Emil Byström, CEO of SpinChem, explaining the principles of rotating bed reactors at Hamburg University of Technology (TUHH)

Emil Byström, CEO of SpinChem, explaining the principles of rotating bed reactors at Hamburg University of Technology (TUHH). Image: SpinChem

Chemical and biotech companies generate massive amounts of process data from instruments, reactions, and quality control systems. The challenge isn't data collection, but transforming years of Excel spreadsheets and reports into actionable insights. 

This emerged as a central theme at a strategy day hosted by Umeå University in Sweden, where leading Swedish companies in the chemical and biotech sectors discussed their AI adoption experiences. Companies at the strategy day shared similar needs:

Nouryon, a specialty chemicals manufacturer in Örnsköldsvik, sees potential in AI for analyzing production trends, optimizing cellulose-based manufacturing, and simulating chemical processes for paint and mortar applications.

Nordic Biomarker, a biotech company specializing in analytical services, requires tools to query historical datasets and extract insights without manual spreadsheet manipulation.

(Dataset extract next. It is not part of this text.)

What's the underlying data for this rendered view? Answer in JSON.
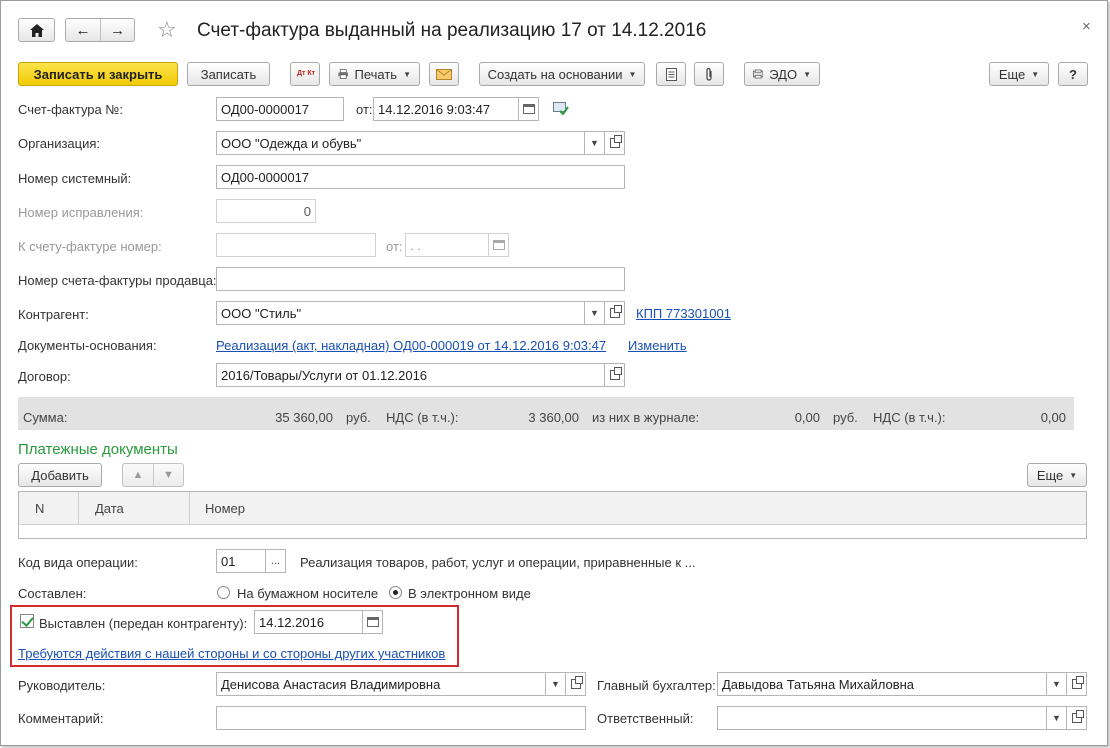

SpinChem CEO Emil Byström shared how the company integrates AI across operations, from text administration and marketing to product development, project management, and quality assurance.

The common thread: companies want AI to handle data complexity so technical teams can focus on interpretation and decision-making.

 

How universities can prepare students for AI-enabled chemical engineering

Based on SpinChem's experience integrating AI across our operations, we see these critical areas where universities can help students build AI readiness:

1. Learn iterative prompting as a technical skill

Getting useful AI outputs requires iteration. Students should practice using AI for real work: analyzing process data, troubleshooting reactions, optimizing experiments. The real skill is built when you practice asking the right questions, providing context, and refining the queries, building on previous responses.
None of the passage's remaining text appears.